2019 begann der Bau von 38 barrierearmen und schwellenfreien Wohnungen in mehreren Häusern mit maximal zwei Geschossen. Die Kaltmiete beträgt wohnungsunabhängig 8,70 Euro pro Quadratmeter. Der Projektleiter, die WES energy GmbH, rechnet aufgrund der Einbindung von regenerativer Energie unter anderem aus PV-Anlagen auf jedem Dach und dem KfW-40-Standard mit geringen Nebenkosten. Die Leistung auf den einzelnen Häusern begrenzt sich auf 30 kW, in der Erwartung, eine reduzierte oder Null-EEG-Umlage in Anspruch nehmen zu können. Die Erwartung erfüllte sich nicht. Die Heizlast von 25 bis 27 kW je Gebäude (800 m2) decken Luft/Wasser-Wärmepumpen von Ochsner (Typ „Air 41“) in Verbindung mit Fußbodenheizungen. Ochsner und WES Energy wollen belegen, dass es durchaus möglich ist, quasi ausschließlich mit Sonnenstrom und Außenluft Wohnsiedlungen und größere Wohnungen zu beheizen.
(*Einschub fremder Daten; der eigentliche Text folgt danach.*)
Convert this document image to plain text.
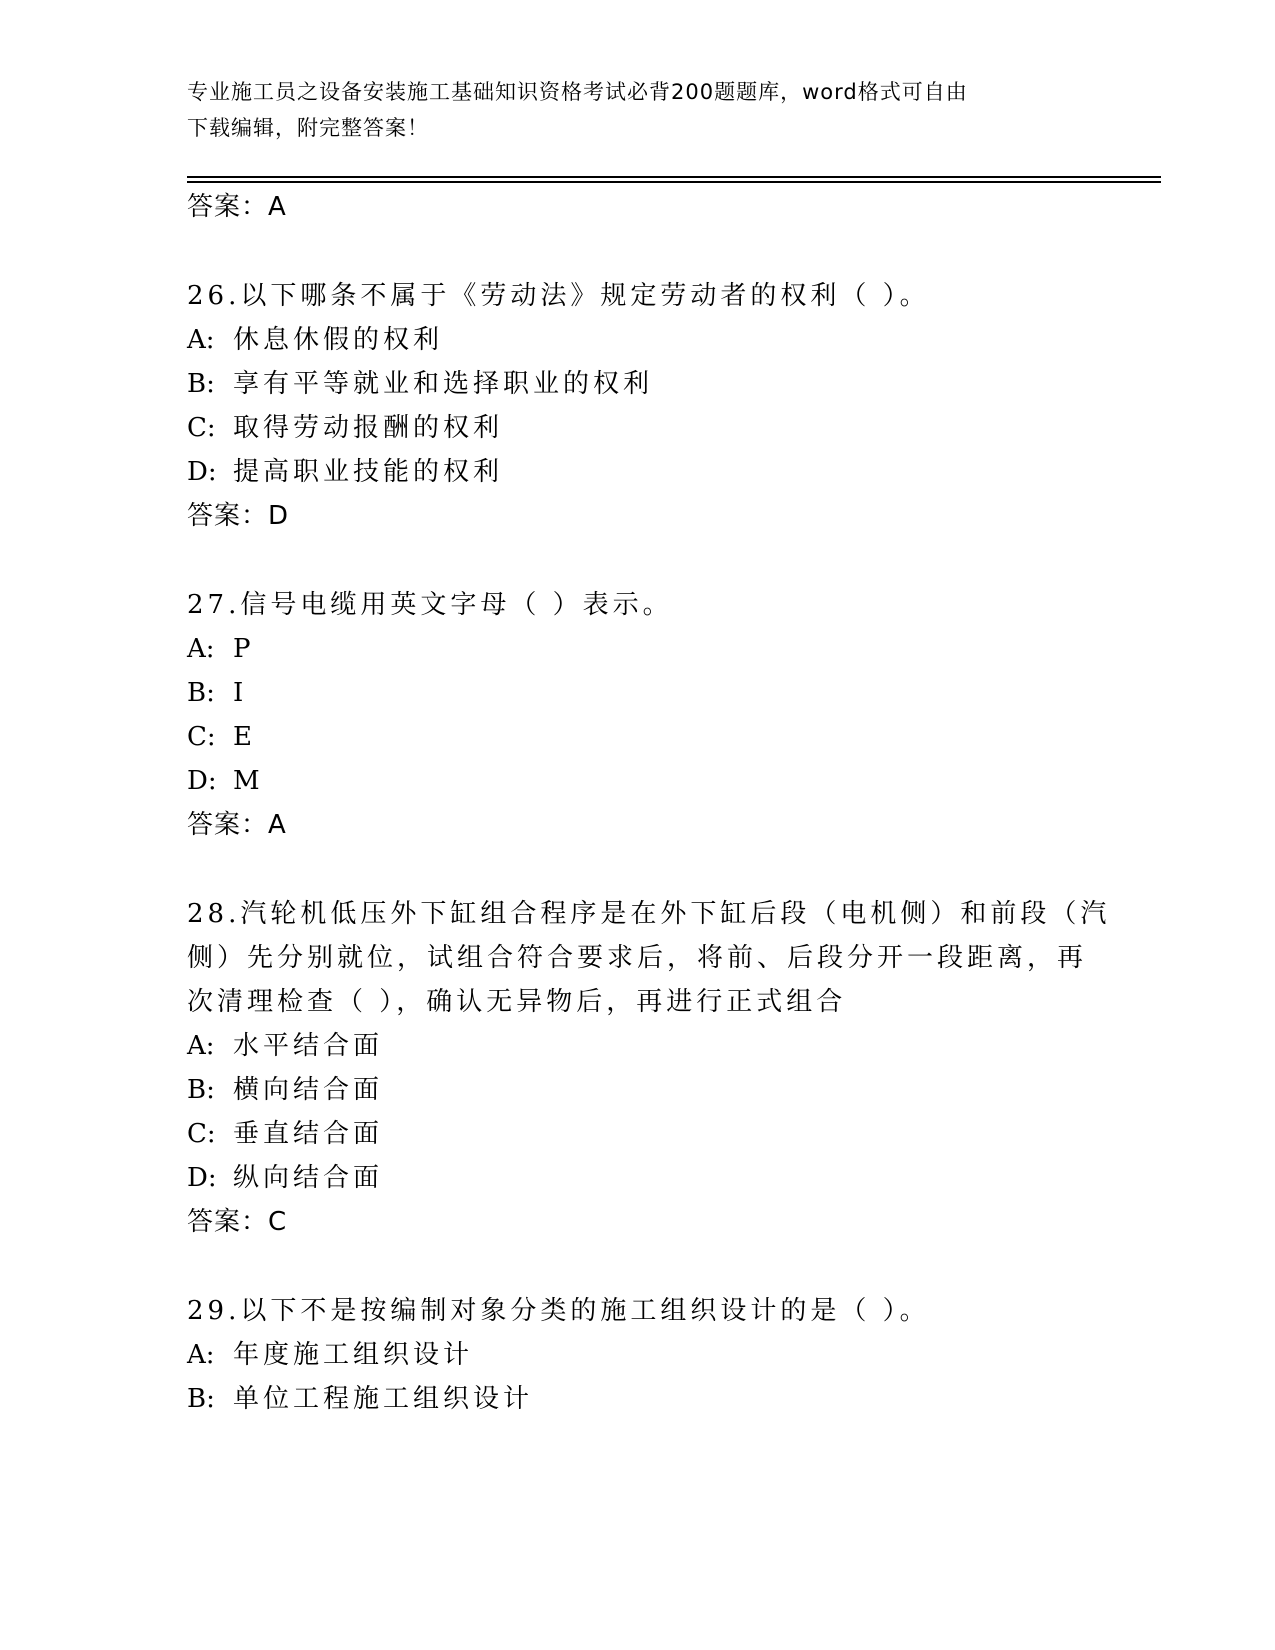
专业施工员之设备安装施工基础知识资格考试必背200题题库，word格式可自由
下载编辑，附完整答案！
答案：A
26.以下哪条不属于《劳动法》规定劳动者的权利（ ）。
A: 休息休假的权利
B: 享有平等就业和选择职业的权利
C: 取得劳动报酬的权利
D: 提高职业技能的权利
答案：D
27.信号电缆用英文字母（ ）表示。
A: P
B: I
C: E
D: M
答案：A
28.汽轮机低压外下缸组合程序是在外下缸后段（电机侧）和前段（汽
侧）先分别就位，试组合符合要求后，将前、后段分开一段距离，再
次清理检查（ ），确认无异物后，再进行正式组合
A: 水平结合面
B: 横向结合面
C: 垂直结合面
D: 纵向结合面
答案：C
29.以下不是按编制对象分类的施工组织设计的是（ ）。
A: 年度施工组织设计
B: 单位工程施工组织设计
Foto: Die Wärmepumpen unterstützen die Warmwasserbereitung. Mit im Bild: Andreas Laß, Ochsner-Gebietsverkaufsleiter Deutschland Nord.
Quelle: Genath
Die Wärmepumpen unterstützen die Warmwasserbereitung, indem sie die Durchlauferhitzer mit 30 oder 35 °C Vorlauf beliefern und eine elektrische Nachheizung noch einmal 20 °C draufpackt. Die Wärmepumpen bleiben damit im wirtschaftlichen Betriebspunkt. Im Bild: Andreas Laß, Ochsner-Gebietsverkaufsleiter Deutschland Nord.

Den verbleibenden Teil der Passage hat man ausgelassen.